加藤 両利きの経営というのは、アイデア(着想)・インキュベーション(育成)・スケーリング(量産化)の事業創造プロセスを組織に埋め込むことなんです。
 既存事業の深堀りと新規事業の探索では、仕事のやり方が違うので、まずは組織を分離すること。ただ、分離はするけれども、分離したものをもう一度部分的に統合することが重要です。
 つまり探索事業の種をインキュベートして、もう一度既存事業のところに戻す。出島方式で完全に孤立してしまうと、もう戻せなくなってしまいます。
 AGCがすごいのは、この組織デザインを独自の工夫で作ったことです。他社で両利きの経営を推進したいと考えるならば、まずまねるべきは組織の仕組みでしょうね。

両利きの経営は、個人レベルにまで進化し続ける

平井 戦略事業の成果は、数字にも表れています。
 2018年に発表した中期経営計画では、2020年度の戦略事業の営業利益目標を400億円と置いていたのですが、実績は10%以上超えた444億円。コロナ禍でコア事業は影響を受けたものの、全社の営業利益の59%を戦略事業が担ってくれました。
 また、数字以外にも成果を実感しています。各事業部門において、BDDが興した新規事業を受け取るだけではなく、既存事業を強めながら、自ら新しいことにチャレンジしようという機運が、社内で生まれてきたのです。
 各々の事業部ごとに、「両利きの中の両利き」を目指そうということですね。
加藤 全社レベルの両利きも大事ですが、事業部やその下の組織レベル、究極まで行くと個人レベルの両利きもあると思っています。
たまに「両利きをやると既存事業の人がモチベーションダウンするんじゃないか」と誤解している方がいますが、それは間違いです。両利きの経営は探索事業だけでなく、既存事業も進化していく組織進化論です。
 AGCはまさに今、全社レベルの両利きから、事業部レベルの両利きにギアチェンジが入っている状態ですね。
平井 組織も個人も、サクセストラップに陥ることなく、進化し続けなければなりませんね。過去の成功を過剰に評価してしまうと、失敗してしまう。これは事業でも個人でも同じです。
 ただ、失敗を恐れたり、失敗した者を叩いたりする組織では、挑戦はできません。私自身も、35歳のときにシリコンバレーのベンチャーとの共同研究で事業化に失敗し、多くのことを学びました。
 ですので、これから新規事業の立ち上げに挑戦する人は、失敗の中からどんどん学んでほしいと思います。
 また、立ち上げ時に苦しいときは、どうしても手を広げ、いろいろなことをやりたくなってしまうものです。しかし、自分たちが信じるものを決めたら、迷わず進むこと。自分を信じて、プライドを持って仕事をしてほしいですね。

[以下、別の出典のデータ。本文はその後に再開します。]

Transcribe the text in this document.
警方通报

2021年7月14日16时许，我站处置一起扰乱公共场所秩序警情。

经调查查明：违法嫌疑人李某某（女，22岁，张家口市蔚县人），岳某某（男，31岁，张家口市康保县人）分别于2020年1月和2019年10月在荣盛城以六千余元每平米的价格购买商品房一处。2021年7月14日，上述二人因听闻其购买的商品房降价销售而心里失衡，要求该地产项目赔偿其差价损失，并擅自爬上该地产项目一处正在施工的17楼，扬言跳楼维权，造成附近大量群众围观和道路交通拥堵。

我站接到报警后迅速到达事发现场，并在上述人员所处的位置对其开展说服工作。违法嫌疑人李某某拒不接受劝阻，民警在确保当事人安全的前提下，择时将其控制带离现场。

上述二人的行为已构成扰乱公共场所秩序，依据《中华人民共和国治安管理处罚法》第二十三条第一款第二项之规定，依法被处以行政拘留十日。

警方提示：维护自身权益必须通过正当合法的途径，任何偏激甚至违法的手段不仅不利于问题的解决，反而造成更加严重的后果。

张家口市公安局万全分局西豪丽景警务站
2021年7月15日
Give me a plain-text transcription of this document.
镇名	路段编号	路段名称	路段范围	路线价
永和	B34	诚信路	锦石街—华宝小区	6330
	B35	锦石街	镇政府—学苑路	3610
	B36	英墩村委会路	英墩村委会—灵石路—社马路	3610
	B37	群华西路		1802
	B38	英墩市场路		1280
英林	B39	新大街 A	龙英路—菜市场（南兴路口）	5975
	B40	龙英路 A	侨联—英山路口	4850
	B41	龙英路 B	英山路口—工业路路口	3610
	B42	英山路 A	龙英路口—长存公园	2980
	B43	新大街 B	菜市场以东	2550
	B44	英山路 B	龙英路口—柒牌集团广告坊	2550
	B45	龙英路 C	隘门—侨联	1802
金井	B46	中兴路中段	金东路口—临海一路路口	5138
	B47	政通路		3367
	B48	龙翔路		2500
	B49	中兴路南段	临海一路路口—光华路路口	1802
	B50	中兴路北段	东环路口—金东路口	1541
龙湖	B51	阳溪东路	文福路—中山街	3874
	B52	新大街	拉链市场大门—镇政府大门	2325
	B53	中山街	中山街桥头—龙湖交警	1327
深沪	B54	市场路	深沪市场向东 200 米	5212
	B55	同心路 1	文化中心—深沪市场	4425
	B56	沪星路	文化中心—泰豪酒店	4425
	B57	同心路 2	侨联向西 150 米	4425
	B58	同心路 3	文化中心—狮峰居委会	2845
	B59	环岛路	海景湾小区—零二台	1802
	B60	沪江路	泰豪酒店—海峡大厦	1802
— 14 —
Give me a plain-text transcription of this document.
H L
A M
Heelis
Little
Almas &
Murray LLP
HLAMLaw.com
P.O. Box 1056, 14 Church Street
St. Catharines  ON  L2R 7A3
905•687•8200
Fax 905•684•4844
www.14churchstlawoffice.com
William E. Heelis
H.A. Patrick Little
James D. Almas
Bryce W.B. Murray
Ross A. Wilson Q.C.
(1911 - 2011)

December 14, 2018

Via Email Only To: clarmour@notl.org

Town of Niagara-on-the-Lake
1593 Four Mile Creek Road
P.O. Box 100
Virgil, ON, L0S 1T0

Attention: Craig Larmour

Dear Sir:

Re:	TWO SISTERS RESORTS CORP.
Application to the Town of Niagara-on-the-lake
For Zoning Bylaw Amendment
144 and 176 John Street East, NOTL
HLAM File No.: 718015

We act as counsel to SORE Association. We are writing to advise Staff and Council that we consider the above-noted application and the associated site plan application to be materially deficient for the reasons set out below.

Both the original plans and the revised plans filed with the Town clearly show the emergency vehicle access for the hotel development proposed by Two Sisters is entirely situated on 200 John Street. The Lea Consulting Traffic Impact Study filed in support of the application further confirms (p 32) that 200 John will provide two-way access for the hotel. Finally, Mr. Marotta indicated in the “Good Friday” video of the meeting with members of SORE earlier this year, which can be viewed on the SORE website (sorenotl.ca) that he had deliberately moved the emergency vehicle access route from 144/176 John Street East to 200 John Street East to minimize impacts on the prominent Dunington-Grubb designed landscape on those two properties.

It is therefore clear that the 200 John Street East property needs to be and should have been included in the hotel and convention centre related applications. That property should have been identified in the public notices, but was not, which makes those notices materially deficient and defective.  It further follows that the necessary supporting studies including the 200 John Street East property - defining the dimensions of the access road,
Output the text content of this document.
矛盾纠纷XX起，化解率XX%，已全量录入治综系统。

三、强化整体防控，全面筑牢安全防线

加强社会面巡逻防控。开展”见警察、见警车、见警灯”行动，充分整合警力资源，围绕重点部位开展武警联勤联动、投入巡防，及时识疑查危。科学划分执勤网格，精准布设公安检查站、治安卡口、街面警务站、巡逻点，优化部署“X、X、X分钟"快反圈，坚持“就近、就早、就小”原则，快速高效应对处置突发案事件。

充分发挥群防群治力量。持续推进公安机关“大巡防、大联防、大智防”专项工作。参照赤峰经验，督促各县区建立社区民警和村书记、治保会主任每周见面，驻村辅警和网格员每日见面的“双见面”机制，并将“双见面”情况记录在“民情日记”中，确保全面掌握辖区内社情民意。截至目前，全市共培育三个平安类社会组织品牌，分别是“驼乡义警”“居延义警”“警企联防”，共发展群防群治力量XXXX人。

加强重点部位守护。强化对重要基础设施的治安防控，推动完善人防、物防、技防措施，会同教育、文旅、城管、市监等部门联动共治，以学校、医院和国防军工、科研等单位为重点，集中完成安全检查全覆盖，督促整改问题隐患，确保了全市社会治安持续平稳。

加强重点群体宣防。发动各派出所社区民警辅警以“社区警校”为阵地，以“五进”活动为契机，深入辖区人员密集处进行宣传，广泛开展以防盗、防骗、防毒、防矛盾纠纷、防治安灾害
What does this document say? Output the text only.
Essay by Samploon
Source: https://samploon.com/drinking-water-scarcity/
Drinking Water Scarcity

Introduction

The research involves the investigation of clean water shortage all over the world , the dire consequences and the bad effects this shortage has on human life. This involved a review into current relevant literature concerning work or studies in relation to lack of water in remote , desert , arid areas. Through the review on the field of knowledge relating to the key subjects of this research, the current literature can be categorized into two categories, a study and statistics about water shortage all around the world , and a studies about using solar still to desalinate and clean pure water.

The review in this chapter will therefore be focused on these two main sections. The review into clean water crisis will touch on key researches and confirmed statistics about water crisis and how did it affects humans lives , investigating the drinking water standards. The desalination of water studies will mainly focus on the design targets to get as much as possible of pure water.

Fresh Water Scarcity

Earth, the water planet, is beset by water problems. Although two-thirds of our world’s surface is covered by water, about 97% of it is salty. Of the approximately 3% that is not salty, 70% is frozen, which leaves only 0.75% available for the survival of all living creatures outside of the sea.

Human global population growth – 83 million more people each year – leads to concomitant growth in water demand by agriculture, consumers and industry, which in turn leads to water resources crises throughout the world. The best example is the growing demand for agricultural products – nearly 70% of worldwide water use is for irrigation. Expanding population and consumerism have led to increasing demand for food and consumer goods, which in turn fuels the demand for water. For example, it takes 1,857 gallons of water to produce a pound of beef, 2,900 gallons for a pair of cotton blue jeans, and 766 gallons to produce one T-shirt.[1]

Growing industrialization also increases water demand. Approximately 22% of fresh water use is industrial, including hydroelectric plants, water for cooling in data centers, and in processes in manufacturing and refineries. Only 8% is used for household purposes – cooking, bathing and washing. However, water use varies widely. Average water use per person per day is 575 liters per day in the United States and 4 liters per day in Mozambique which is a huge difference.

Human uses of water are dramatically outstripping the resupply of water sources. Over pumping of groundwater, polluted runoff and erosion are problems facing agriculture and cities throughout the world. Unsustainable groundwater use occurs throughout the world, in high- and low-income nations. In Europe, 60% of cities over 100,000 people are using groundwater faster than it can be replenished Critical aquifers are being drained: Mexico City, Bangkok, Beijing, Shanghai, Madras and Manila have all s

リーダーには「意思表示」と「価値判断」が求められている

加藤 両利きの経営は、自分たちの事業の目的を再定義し、目的に沿って事業ポートフォリオを組み直す。そしてそれを運営できるような組織をつくるのが必要条件です。
 この中でも一番難しいのは、組織を実装すること。効率の世界と打率の世界、矛盾した両方の組織をマネジメントしなければならないからです。経営チームが覚悟を決めてコミットしなければ、絵に描いた餅で終わってしまいます。
平井 AGCでは2015年から、CEO、CFO、CTOの経営チームを「One team」と呼んでいます。とにかく徹底的に議論し、一枚岩になり、社内でビジョンを共有していこうと。今の時代に求められているのは、ビジョンを持ち、共有できるリーダーなのだと思います。
加藤 この規模の会社で、経営トップ3人がそろって、若手と合宿をやっている会社はなかなかありませんよね。他にもトップダウンとミドルアップがミートする場面を、私は何度も拝見してきました。
平井 経営チームはAGCのありたい姿を提示し、それをどうしたら実現できるのか、若手や中堅の人に考えてもらい、アイデアを出してもらっています。それ自体が、教育の場にもなっているのです。
2019年9月に鎌倉で行われた経営トップと若手、現場の最前線で活躍しているミドル層によるコミュニケーション合宿。若手・ミドル・トップが一丸となってAGCの人財・風土で大切にするポイントを出し合い、対話を通じて整理。「非常に熱い思いを持った若手とミドルと対話し、刺激的な2日間だった」(平井氏)
 ですからAGCで出しているビジョンの表題は『2030年のありたい姿』であって、“あるべき姿”ではないのです。
加藤 経営チームは、海外も含め多くの拠点を回り、対話をしていらっしゃいます。どうすればそんな時間がつくれるのだろうと、他社のトップは思っているんじゃないでしょうか。私は権限委譲がポイントだと見ています。
平井 おっしゃるとおり、マイクロマネジメントの排除は強く意識しています。当然数字は厳しく見ますが、各事業の細かいところは任せている。だから経営チームはAGC全体の経営に集中できますし、時間はどうにでもなるのです。
加藤 指示型、コントロール型からコンテキスト型にリーダーシップが変わってきていますね。
 リーダーは大きな方向性を示して、従業員がやりやすい環境をつくり、ボトムアップに対して必要な価値判断をする。意思表示と価値判断がセットになっているリーダーシップじゃないと、うまくいかないんです。
 組織が動く原理も、指示命令型から共感型に変化しています。雇用の流動性が上がり、いつでも会社を辞められる時代だからこそ、会社に共感し、自分がいることに誇りを持てるかどうかが重要ですね。
平井 AGCの両利きも次のフェーズに移ろうとしています。経営者として私がやるべきことは、深化と探索の方向性を示し、組織カルチャーを継続できるものにしていくことです。
 素材の研究開発は、実際に世に出るまで10~20年、もっとかかる場合もあります。だからこそ、AGC自身がサステナブルな会社でなければなりません。
 これから20年、30年、50年。きちんと世の中に貢献できる会社であるために、進化し続けたいと思います。